第5章 たとえば、君を知る倖せ【黒子のバスケ/黄瀬涼太】完


「アンタたち、黄瀬のことが好きなんじゃないの? アンタたちにとっての『好き』って、いったい何? そうやって、自分の気持ちを自分勝手に押しつけることなの?」

 グッと女たちのは言葉を詰まらせて黙った。
 そこへ紗良は畳み掛ける。

「詭弁だってことは分かる。でも、どれだけ騒いだところで、黄瀬の気持ちはアンタたちに向かない。だったら、笑って見送るぐらいしなさいよ。

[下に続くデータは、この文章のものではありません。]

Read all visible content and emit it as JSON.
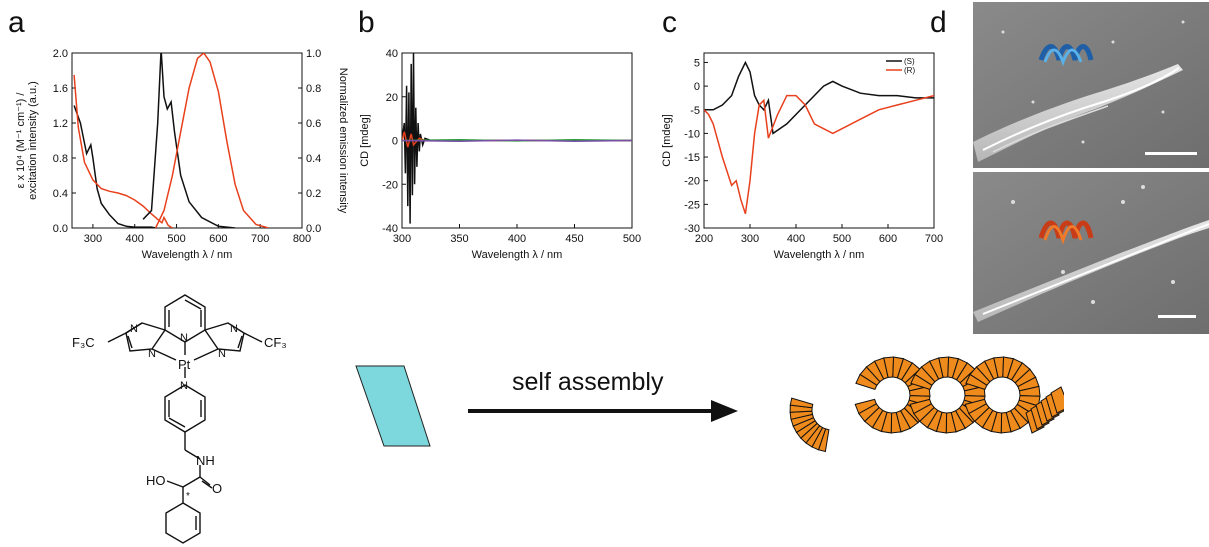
{
  "panels": {
    "a": "a",
    "b": "b",
    "c": "c",
    "d": "d"
  },
  "chart_data": [
    {
      "panel": "a",
      "type": "line",
      "xlabel": "Wavelength λ / nm",
      "ylabel_left_line1": "ε x 10⁴ (M⁻¹ cm⁻¹) /",
      "ylabel_left_line2": "excitation intensity (a.u.)",
      "ylabel_right": "Normalized emission intensity",
      "xlim": [
        250,
        800
      ],
      "ylim": [
        0,
        2.0
      ],
      "ylim_right": [
        0,
        1.0
      ],
      "xticks": [
        "300",
        "400",
        "500",
        "600",
        "700",
        "800"
      ],
      "yticks": [
        "0.0",
        "0.4",
        "0.8",
        "1.2",
        "1.6",
        "2.0"
      ],
      "yticks_right": [
        "0.0",
        "0.2",
        "0.4",
        "0.6",
        "0.8",
        "1.0"
      ],
      "series": [
        {
          "color": "#111111",
          "axis": "left",
          "x": [
            255,
            270,
            285,
            295,
            300,
            310,
            320,
            340,
            360,
            380,
            400,
            420,
            440,
            450
          ],
          "y": [
            1.4,
            1.2,
            0.85,
            0.95,
            0.8,
            0.45,
            0.28,
            0.15,
            0.05,
            0.02,
            0.01,
            0.01,
            0.01,
            0.0
          ]
        },
        {
          "color": "#e8401c",
          "axis": "left",
          "x": [
            255,
            265,
            280,
            300,
            320,
            340,
            360,
            380,
            400,
            420,
            440,
            455,
            465,
            470,
            480,
            490
          ],
          "y": [
            1.75,
            1.15,
            0.75,
            0.55,
            0.45,
            0.42,
            0.4,
            0.37,
            0.32,
            0.25,
            0.16,
            0.1,
            0.06,
            0.12,
            0.03,
            0.0
          ]
        },
        {
          "color": "#111111",
          "axis": "right",
          "x": [
            420,
            440,
            455,
            463,
            470,
            478,
            487,
            495,
            510,
            530,
            560,
            600,
            640
          ],
          "y": [
            0.05,
            0.1,
            0.6,
            1.02,
            0.75,
            0.68,
            0.72,
            0.55,
            0.3,
            0.15,
            0.06,
            0.01,
            0.0
          ]
        },
        {
          "color": "#e8401c",
          "axis": "right",
          "x": [
            450,
            470,
            490,
            510,
            530,
            550,
            565,
            580,
            600,
            620,
            640,
            660,
            690,
            720
          ],
          "y": [
            0.0,
            0.1,
            0.3,
            0.55,
            0.8,
            0.97,
            1.0,
            0.95,
            0.78,
            0.5,
            0.25,
            0.1,
            0.02,
            0.0
          ]
        }
      ]
    },
    {
      "panel": "b",
      "type": "line",
      "xlabel": "Wavelength λ / nm",
      "ylabel": "CD [mdeg]",
      "xlim": [
        300,
        500
      ],
      "ylim": [
        -40,
        40
      ],
      "xticks": [
        "300",
        "350",
        "400",
        "450",
        "500"
      ],
      "yticks": [
        "-40",
        "-20",
        "0",
        "20",
        "40"
      ],
      "series": [
        {
          "color": "#111111",
          "x": [
            300,
            302,
            303,
            304,
            305,
            306,
            307,
            308,
            309,
            310,
            311,
            312,
            313,
            314,
            315,
            316,
            318,
            320,
            325,
            330,
            400,
            500
          ],
          "y": [
            0,
            8,
            -15,
            25,
            -30,
            22,
            -38,
            35,
            -25,
            40,
            -20,
            15,
            -12,
            8,
            -5,
            3,
            -2,
            1,
            0,
            0,
            0,
            0
          ]
        },
        {
          "color": "#e8401c",
          "x": [
            300,
            302,
            305,
            308,
            310,
            315,
            320,
            350,
            400,
            450,
            500
          ],
          "y": [
            0,
            4,
            -3,
            3,
            -2,
            1,
            0,
            0,
            0,
            0,
            0
          ]
        },
        {
          "color": "#2a9a3a",
          "x": [
            300,
            350,
            400,
            450,
            500
          ],
          "y": [
            0,
            0.3,
            -0.2,
            0.3,
            0
          ]
        },
        {
          "color": "#7a4ea8",
          "x": [
            300,
            350,
            400,
            450,
            500
          ],
          "y": [
            0,
            -0.3,
            0.2,
            -0.3,
            0
          ]
        }
      ]
    },
    {
      "panel": "c",
      "type": "line",
      "xlabel": "Wavelength λ / nm",
      "ylabel": "CD [mdeg]",
      "xlim": [
        200,
        700
      ],
      "ylim": [
        -30,
        7
      ],
      "xticks": [
        "200",
        "300",
        "400",
        "500",
        "600",
        "700"
      ],
      "yticks": [
        "5",
        "0",
        "-5",
        "-10",
        "-15",
        "-20",
        "-25",
        "-30"
      ],
      "legend": "top-right",
      "series": [
        {
          "name": "(S)",
          "color": "#111111",
          "x": [
            200,
            220,
            240,
            260,
            275,
            290,
            300,
            310,
            320,
            330,
            340,
            350,
            380,
            420,
            460,
            480,
            500,
            540,
            580,
            620,
            660,
            700
          ],
          "y": [
            -5,
            -5,
            -4,
            -2,
            2,
            5,
            3,
            -2,
            -4,
            -5,
            -3,
            -10,
            -8,
            -4,
            0,
            1,
            0,
            -1.5,
            -2,
            -2,
            -2.5,
            -2.5
          ]
        },
        {
          "name": "(R)",
          "color": "#e8401c",
          "x": [
            200,
            210,
            220,
            240,
            260,
            270,
            280,
            290,
            300,
            310,
            320,
            330,
            340,
            360,
            380,
            400,
            420,
            440,
            460,
            480,
            500,
            540,
            580,
            620,
            660,
            700
          ],
          "y": [
            -5,
            -6,
            -8,
            -15,
            -21,
            -20,
            -24,
            -27,
            -20,
            -10,
            -4,
            -3,
            -11,
            -6,
            -2,
            -2,
            -4,
            -8,
            -9,
            -10,
            -9,
            -7,
            -5,
            -4,
            -3,
            -2
          ]
        }
      ]
    }
  ],
  "scheme": {
    "ligand_left": "F₃C",
    "ligand_right": "CF₃",
    "metal": "Pt",
    "amine": "NH",
    "hydroxyl": "HO",
    "carbonyl_o": "O",
    "stereo": "*",
    "n": "N",
    "arrow_label": "self assembly"
  },
  "colors": {
    "black": "#111111",
    "red": "#e8401c",
    "parallelogram": "#7dd8de",
    "helix": "#ef8a1c",
    "sem_bg": "#7a7a7a",
    "blue_helix": "#2d6fb8",
    "orange_helix": "#e36b1d"
  }
}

これ以上、醜い部分を曝け出して、黄瀬をガッカリさせたくないならね」

 女たちは何かを言おうとして、けれど何も言わなかった。
 それくらい、紗良の言葉と気迫には力があったのだ。
 紗良は黄瀬に近づき、小さな声で耳打ちする。

「行けば? 待ってるんでしょ」

 詞織が、と続く部分は口にしない。
 それはきっと配慮だろう。
 もし、ファンたちの耳に入れば、彼女が標的にされるかもしれないと。

「あ、ど、どーもっス」

「別に。あの子を待たせたくないの」

 早くして、と促す紗良に、黄瀬は走り出した。
 その長身の背中を見送るのが、紗良やファンたち以外に、もう一人いたことには気づかず。